I acquired this guitar in April 2008 and it has a market value of $112. I was told it was a Univox with natural finish that had been painted because of the "ugly" color that the finish had yellowed to over time. I was also told that the pickups had been replaced and were thought to be Seymour Duncan pickups now. I replaced the missing knobs with generic speed knobs in black to match the pickups. It really sounds good now and you might even be able to remove the paint to get back to the original finish.

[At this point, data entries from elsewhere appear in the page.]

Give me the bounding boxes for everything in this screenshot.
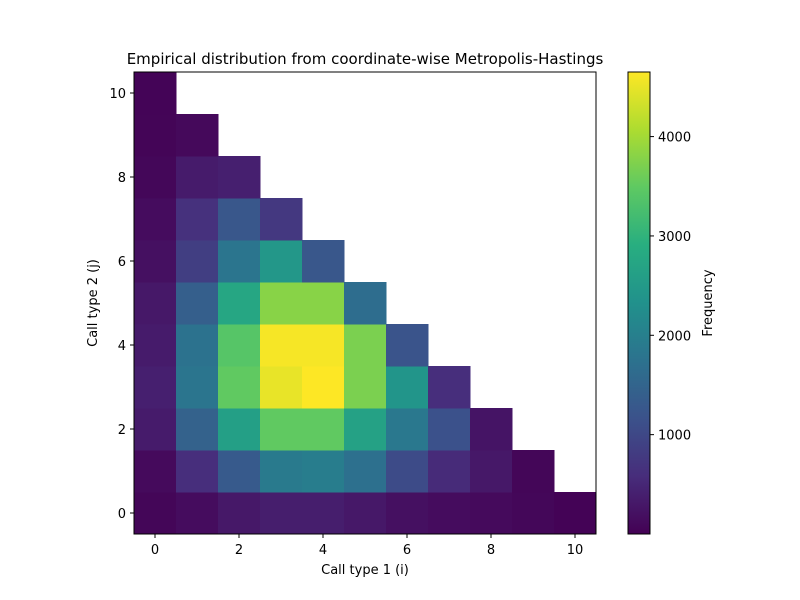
heatmap-cell-i0-j8 <box>134 156 177 199</box>
heatmap-cell-i0-j5 <box>134 282 177 325</box>
colorbar-tick-label: 1000 <box>658 429 691 444</box>
heatmap-cell-i1-j9 <box>176 114 219 157</box>
y-tick-label: 2 <box>118 423 126 438</box>
heatmap-cell-i2-j1 <box>218 450 261 493</box>
heatmap-cell-i4-j4 <box>302 324 345 367</box>
y-tick-label: 8 <box>118 171 126 186</box>
x-axis: 0 2 4 6 8 10 <box>151 534 583 558</box>
heatmap-cell-i9-j1 <box>512 450 555 493</box>
heatmap-cell-i3-j0 <box>260 492 303 535</box>
y-tick-label: 6 <box>118 255 126 270</box>
heatmap-cell-i4-j3 <box>302 366 345 409</box>
heatmap-cell-i10-j0 <box>554 492 597 535</box>
heatmap-cell-i0-j0 <box>134 492 177 535</box>
heatmap-cell-i3-j1 <box>260 450 303 493</box>
heatmap-cell-i1-j5 <box>176 282 219 325</box>
heatmap-cell-i6-j0 <box>386 492 429 535</box>
heatmap-cell-i2-j0 <box>218 492 261 535</box>
heatmap-cell-i0-j3 <box>134 366 177 409</box>
heatmap-cell-i0-j10 <box>134 72 177 115</box>
heatmap-cell-i0-j2 <box>134 408 177 451</box>
y-tick-label: 10 <box>109 87 126 102</box>
heatmap-cell-i7-j1 <box>428 450 471 493</box>
heatmap-cell-i6-j4 <box>386 324 429 367</box>
heatmap-cell-i9-j0 <box>512 492 555 535</box>
heatmap-cell-i2-j7 <box>218 198 261 241</box>
heatmap-cell-i5-j2 <box>344 408 387 451</box>
heatmap-cell-i4-j6 <box>302 240 345 283</box>
heatmap-cell-i1-j7 <box>176 198 219 241</box>
heatmap-cell-i3-j3 <box>260 366 303 409</box>
heatmap-cell-i3-j6 <box>260 240 303 283</box>
colorbar-label: Frequency <box>701 269 716 336</box>
heatmap-cell-i1-j6 <box>176 240 219 283</box>
y-axis: 0 2 4 6 8 10 <box>109 87 134 522</box>
heatmap-cell-i7-j0 <box>428 492 471 535</box>
heatmap-cell-i1-j3 <box>176 366 219 409</box>
heatmap-cell-i7-j3 <box>428 366 471 409</box>
x-tick-label: 8 <box>487 543 495 558</box>
heatmap-cell-i5-j5 <box>344 282 387 325</box>
heatmap-cell-i2-j2 <box>218 408 261 451</box>
heatmap-cell-i0-j1 <box>134 450 177 493</box>
heatmap-cell-i5-j4 <box>344 324 387 367</box>
heatmap-cell-i8-j2 <box>470 408 513 451</box>
heatmap-cell-i6-j1 <box>386 450 429 493</box>
heatmap-cell-i5-j3 <box>344 366 387 409</box>
heatmap-cell-i0-j7 <box>134 198 177 241</box>
heatmap-cell-i1-j2 <box>176 408 219 451</box>
heatmap-cell-i3-j2 <box>260 408 303 451</box>
x-tick-label: 4 <box>319 543 327 558</box>
colorbar-axis: 1000 2000 3000 4000 <box>650 131 691 444</box>
x-tick-label: 6 <box>403 543 411 558</box>
heatmap-cell-i5-j1 <box>344 450 387 493</box>
heatmap-cell-i2-j6 <box>218 240 261 283</box>
heatmap-cell-i8-j1 <box>470 450 513 493</box>
heatmap-cell-i1-j4 <box>176 324 219 367</box>
heatmap-cell-i0-j4 <box>134 324 177 367</box>
plot-frame <box>133 71 597 535</box>
heatmap-cell-i0-j6 <box>134 240 177 283</box>
heatmap-cell-i4-j0 <box>302 492 345 535</box>
y-tick-label: 4 <box>118 339 126 354</box>
y-axis-label: Call type 2 (j) <box>86 259 101 347</box>
heatmap-cell-i1-j1 <box>176 450 219 493</box>
x-tick-label: 0 <box>151 543 159 558</box>
heatmap-cell-i2-j3 <box>218 366 261 409</box>
heatmap-cell-i3-j4 <box>260 324 303 367</box>
heatmap-cell-i4-j5 <box>302 282 345 325</box>
x-tick-label: 2 <box>235 543 243 558</box>
heatmap-cell-i2-j8 <box>218 156 261 199</box>
heatmap-cell-i4-j2 <box>302 408 345 451</box>
heatmap-cell-i3-j7 <box>260 198 303 241</box>
heatmap-cell-i3-j5 <box>260 282 303 325</box>
colorbar <box>627 71 651 535</box>
colorbar-tick-label: 2000 <box>658 329 691 344</box>
heatmap-cell-i2-j5 <box>218 282 261 325</box>
heatmap-cell-i5-j0 <box>344 492 387 535</box>
chart-title: Empirical distribution from coordinate-w… <box>127 50 604 68</box>
heatmap-cell-i7-j2 <box>428 408 471 451</box>
colorbar-tick-label: 3000 <box>658 230 691 245</box>
x-tick-label: 10 <box>567 543 584 558</box>
heatmap-cell-i1-j8 <box>176 156 219 199</box>
heatmap-cell-i6-j2 <box>386 408 429 451</box>
x-axis-label: Call type 1 (i) <box>321 563 409 578</box>
y-tick-label: 0 <box>118 507 126 522</box>
heatmap-cell-i4-j1 <box>302 450 345 493</box>
heatmap-cells <box>134 72 597 535</box>
colorbar-tick-label: 4000 <box>658 131 691 146</box>
heatmap-cell-i2-j4 <box>218 324 261 367</box>
heatmap-cell-i6-j3 <box>386 366 429 409</box>
heatmap-cell-i8-j0 <box>470 492 513 535</box>
heatmap-cell-i1-j0 <box>176 492 219 535</box>
heatmap-cell-i0-j9 <box>134 114 177 157</box>
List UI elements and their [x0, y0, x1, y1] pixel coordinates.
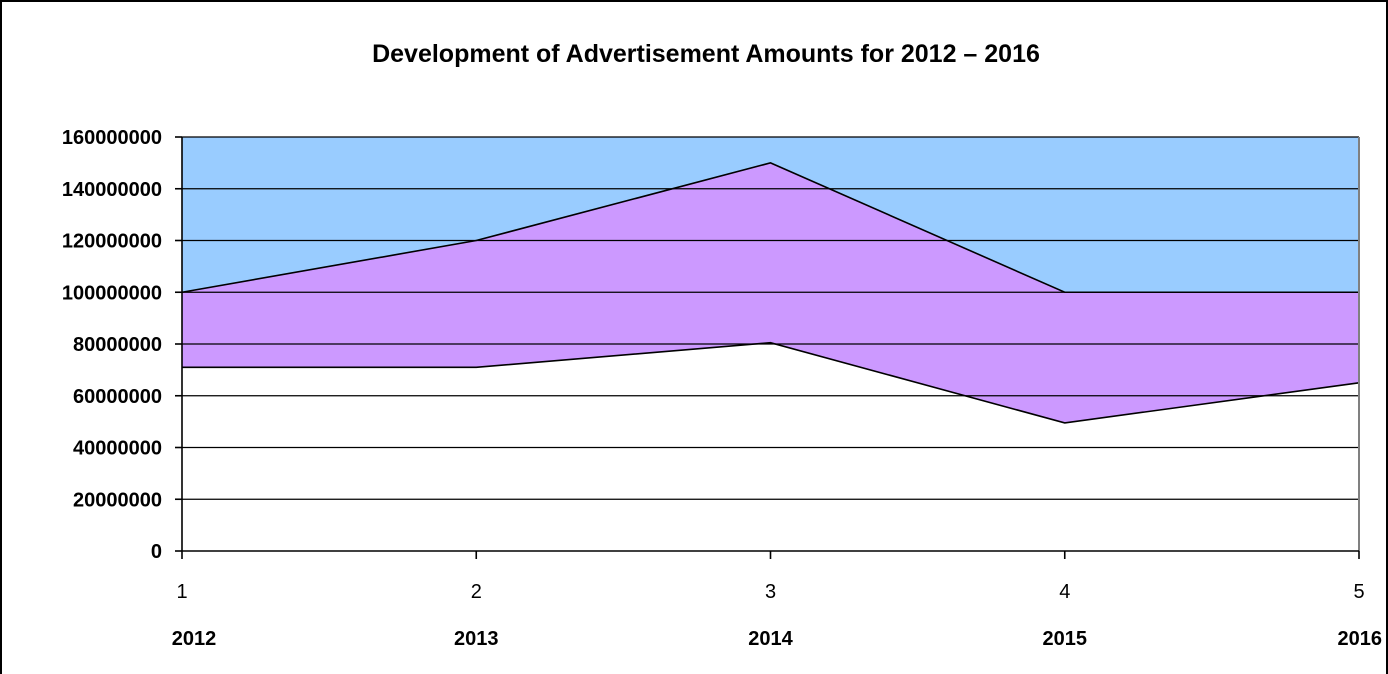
x-tick-label: 3 — [765, 581, 776, 603]
series-boundary-line — [182, 341, 1360, 424]
y-tick-label: 140000000 — [62, 179, 162, 201]
series-outlines — [181, 162, 1360, 424]
area-series-3 — [182, 137, 1359, 293]
y-tick-label: 80000000 — [73, 334, 162, 356]
x-tick-labels: 1 2 3 4 5 — [176, 581, 1364, 603]
category-label: 2014 — [748, 628, 793, 650]
y-tick-label: 0 — [151, 541, 162, 563]
y-tick-label: 100000000 — [62, 282, 162, 304]
x-tick-label: 2 — [471, 581, 482, 603]
category-label: 2016 — [1338, 628, 1383, 650]
series-boundary-line — [181, 162, 1359, 294]
area-series-2 — [182, 162, 1359, 423]
axes — [175, 136, 1360, 559]
category-label: 2012 — [172, 628, 217, 650]
x-tick-label: 1 — [176, 581, 187, 603]
x-tick-label: 4 — [1059, 581, 1070, 603]
y-tick-label: 20000000 — [73, 489, 162, 511]
y-tick-label: 40000000 — [73, 438, 162, 460]
y-tick-label: 160000000 — [62, 127, 162, 149]
x-tick-label: 5 — [1353, 581, 1364, 603]
y-tick-labels: 0 20000000 40000000 60000000 80000000 1000000… — [62, 127, 162, 563]
gridlines — [182, 136, 1359, 500]
y-tick-label: 60000000 — [73, 386, 162, 408]
y-tick-label: 120000000 — [62, 231, 162, 253]
category-labels: 2012 2013 2014 2015 2016 — [172, 628, 1382, 650]
chart-title: Development of Advertisement Amounts for… — [372, 40, 1040, 68]
category-label: 2013 — [454, 628, 499, 650]
category-label: 2015 — [1043, 628, 1088, 650]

Univox is a defunct American musical instrument and amplifier manufacturer. In the early 1960s the Unicord Corporation, a manufacturer of electronic transformers purchased the Amplifier Corporation of America of Westbury, New York. They began marketing a line of amplifiers under the name of Univox. The company was purchased by Gulf + Western in 1967.
Guitar making operations moved to Japan in 1975 where they continued making guitars until 1982. Production under the Univox name was halted after a fire at the Matsumoku factory. After this time instruments were made in Korea under the name Westbury. The Unicord Corporation was purchased by Korg in 1985, effectively ending the line for good.
Univox was best known for making copies of instruments from better known companies such as Mosrite, Fender, Gibson, Rickenbacker, Ampeg/Dan Armstrong, Epiphone and others. These copies are often referred to as lawsuit copies among collectors. The Univox Hi-Flier was largely based on the Mosrite "Ventures" guitar; it was popularized in the early 1990s by Kurt Cobain, almost two decades after original production had stopped.